# taz.de -- Festival Tehran Contemporary Sounds: Wenn es Schriftzeichen prasselt
       
       > Experimentierwille ohne Dogma: Eindrücke vom elektronischen Festival
       > „Tehran Contemporary Sounds“ im Berliner Kunstquartier Bethanien.
       
 (IMG) Bild: Pari San am Freitagabend im Kunstquartier Bethanien Berlin
       
       Mit den Geräuschen eines galaktischen Turbinenkollers beendete Hadi Bastani
       am Sonntagabend seinen Auftritt im Rahmen der zweiten Ausgabe des Festivals
       „Tehran Contemporary Sounds“, das seit Freitag im „Studio 1“ des
       Kunstquartiers Bethanien in Berlin-Kreuzberg stattgefunden hatte.
       
       Aber auch bereits zuvor hatte sich Bastani, Noise-Musiker mit Doktorgrad,
       nicht lumpen lassen und an den Anfang seines Sets sehr tiefe, geschichtete
       Bässe gesetzt, in die er mit zunehmender Intensität unterirdisches Gurgeln,
       hölzernes Klackern und metallisches Klackern schaltete.
       
       Davon abgesehen, dass das noch lauter gegangen wäre – tatsächlich fanden
       sich Leute im Publikum, die inmitten dieses ohrenbetäubenden Wirbels noch
       in ihre Smartphones schauten – korrespondierte Bastanis Performance in
       gewisser Weise mit einem [1][Exponat der Ausstellung], welche die „Tehran
       Contemporary Sounds“ begleitete.
       
       ## Farsi-Wort für Punkt
       
       Im zweiten Stockwerk, im Rundgang der ehemaligen Krankenhauskapelle, waren
       unter dem Titel „Noxte“, Farsi für Punkt, Medienkunst und Installationen
       ausgestellt. Eine von ihnen, Ghazal Majidis „Pneumo-mania“, stellte in
       einer auf mathematischen Formeln basierenden Animation einen beständig
       wachsenden steinernen Organismus dar.
       
       Majidi hatte sich dafür von dem jahrtausendealten iranischen
       Bewässerungssystem „Quanat“ und dessen tiefen Brunnen inspirieren lassen.

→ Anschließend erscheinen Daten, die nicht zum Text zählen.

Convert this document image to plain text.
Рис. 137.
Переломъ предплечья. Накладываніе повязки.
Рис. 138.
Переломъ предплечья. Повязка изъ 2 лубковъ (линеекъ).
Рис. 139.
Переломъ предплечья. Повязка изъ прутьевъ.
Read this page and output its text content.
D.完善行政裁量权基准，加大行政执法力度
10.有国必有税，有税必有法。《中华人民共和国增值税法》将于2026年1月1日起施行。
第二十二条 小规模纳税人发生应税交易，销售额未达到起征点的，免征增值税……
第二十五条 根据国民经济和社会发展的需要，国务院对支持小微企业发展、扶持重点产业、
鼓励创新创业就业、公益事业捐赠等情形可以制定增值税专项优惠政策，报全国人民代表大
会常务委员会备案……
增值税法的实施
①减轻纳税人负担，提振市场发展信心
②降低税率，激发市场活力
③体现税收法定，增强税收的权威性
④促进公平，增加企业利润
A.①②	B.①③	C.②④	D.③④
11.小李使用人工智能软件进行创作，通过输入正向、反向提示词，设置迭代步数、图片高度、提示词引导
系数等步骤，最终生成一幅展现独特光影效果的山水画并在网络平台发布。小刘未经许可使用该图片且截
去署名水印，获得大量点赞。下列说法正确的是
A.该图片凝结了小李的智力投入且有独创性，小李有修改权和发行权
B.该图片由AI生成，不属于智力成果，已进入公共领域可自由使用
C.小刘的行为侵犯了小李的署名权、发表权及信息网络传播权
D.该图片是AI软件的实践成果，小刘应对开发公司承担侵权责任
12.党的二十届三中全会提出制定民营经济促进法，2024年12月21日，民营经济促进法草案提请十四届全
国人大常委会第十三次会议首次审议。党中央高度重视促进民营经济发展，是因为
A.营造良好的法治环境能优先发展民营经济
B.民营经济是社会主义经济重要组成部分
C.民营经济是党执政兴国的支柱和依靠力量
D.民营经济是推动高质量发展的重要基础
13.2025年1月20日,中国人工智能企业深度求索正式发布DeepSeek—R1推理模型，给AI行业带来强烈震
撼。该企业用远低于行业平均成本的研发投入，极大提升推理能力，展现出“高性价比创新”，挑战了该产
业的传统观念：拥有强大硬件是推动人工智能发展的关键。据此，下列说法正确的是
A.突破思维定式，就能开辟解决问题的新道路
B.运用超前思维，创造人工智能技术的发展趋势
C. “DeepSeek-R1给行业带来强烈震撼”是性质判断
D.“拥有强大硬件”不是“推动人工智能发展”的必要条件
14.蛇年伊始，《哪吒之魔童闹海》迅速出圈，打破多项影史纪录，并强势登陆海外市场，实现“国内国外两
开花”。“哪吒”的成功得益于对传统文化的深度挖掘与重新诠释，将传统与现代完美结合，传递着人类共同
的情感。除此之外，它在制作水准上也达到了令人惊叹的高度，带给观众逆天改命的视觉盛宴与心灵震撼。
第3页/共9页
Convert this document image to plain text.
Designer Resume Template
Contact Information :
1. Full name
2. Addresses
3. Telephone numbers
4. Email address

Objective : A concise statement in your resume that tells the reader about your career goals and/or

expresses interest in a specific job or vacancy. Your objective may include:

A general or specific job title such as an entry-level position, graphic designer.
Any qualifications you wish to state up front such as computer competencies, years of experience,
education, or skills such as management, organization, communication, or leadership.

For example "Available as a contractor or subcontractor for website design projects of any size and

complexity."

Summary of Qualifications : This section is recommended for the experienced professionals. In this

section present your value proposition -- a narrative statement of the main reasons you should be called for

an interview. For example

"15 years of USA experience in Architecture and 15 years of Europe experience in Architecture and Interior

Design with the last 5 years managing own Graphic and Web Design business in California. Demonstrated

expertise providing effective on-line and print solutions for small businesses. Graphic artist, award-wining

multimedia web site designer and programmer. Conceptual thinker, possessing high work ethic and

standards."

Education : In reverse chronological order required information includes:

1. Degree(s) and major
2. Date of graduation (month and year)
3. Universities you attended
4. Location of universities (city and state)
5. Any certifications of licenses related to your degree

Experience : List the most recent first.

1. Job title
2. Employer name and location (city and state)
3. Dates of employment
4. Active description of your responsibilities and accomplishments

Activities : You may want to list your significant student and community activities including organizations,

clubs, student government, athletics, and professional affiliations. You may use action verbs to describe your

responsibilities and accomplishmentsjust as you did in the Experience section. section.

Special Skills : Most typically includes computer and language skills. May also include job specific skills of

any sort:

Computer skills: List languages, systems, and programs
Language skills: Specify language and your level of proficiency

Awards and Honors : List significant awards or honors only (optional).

       Hier könnte Hadi Bastani, seinen Auftritt absolvierte er in Halbdunkel und
       dezentem Nebel, ein passendes Video finden. Wo Bastani auf ein karges
       Bühnenbild setzte, griffen andere Künstler:Innen des Festivals zu
       Bühnenprojektionen.
       
       Da war beispielsweise am Samstagabend Sahar Homami mit einer Performance,
       die sich [2][aus elektronischer Musik] und einer digitalen Bildwelt
       zwischen Traumarchitektur und Halbleiterplatte speiste. Irgendwann fing es
       in dieser seltsamen Welt an zu regnen, doch was da niederprasselte, waren
       Schriftzeichen, Buchstaben in einem ausgedehntem Loop.
       
       ## Abstrakt und sinnlich zugleich
       
       Nach Homami trat das Duo Soheil Shayesteh und Luka Batista auf: Shayesteh
       an der Kamantsche, der iranischen Stachelgeige, und Batista bediente die
       Liveelektronik. In ihrem abstrakt-sinnlichen Auftritt fanden klassische und
       futuristische Klangsprachen zueinander, die Laser-Projektionen, die ihren
       Auftritt flankierten, taten das ihrige.
       
       Waren und sind die „Tehran Contemporary Sounds“ schwerer Stoff? Und wenn
       ja, was spricht gegen das Schroffe? Die Ästhetik des Berliner Festivals,
       das Plakat- und Flyer-Layout trägt Schwarz wie der erste, 2019 erschienene,
       sehr hörenswerte Festival-Sampler, ist schon ein Statement, meint Behrooz
       Moosavi, der Organisator der mehrtägigen Veranstaltung.
       
       Was auf dem Festival über die Bühne ging, ließe sich als „Experimentalismus
       ohne Dogma“ bezeichnen, wobei einige Dinge schon klar und deutlich waren.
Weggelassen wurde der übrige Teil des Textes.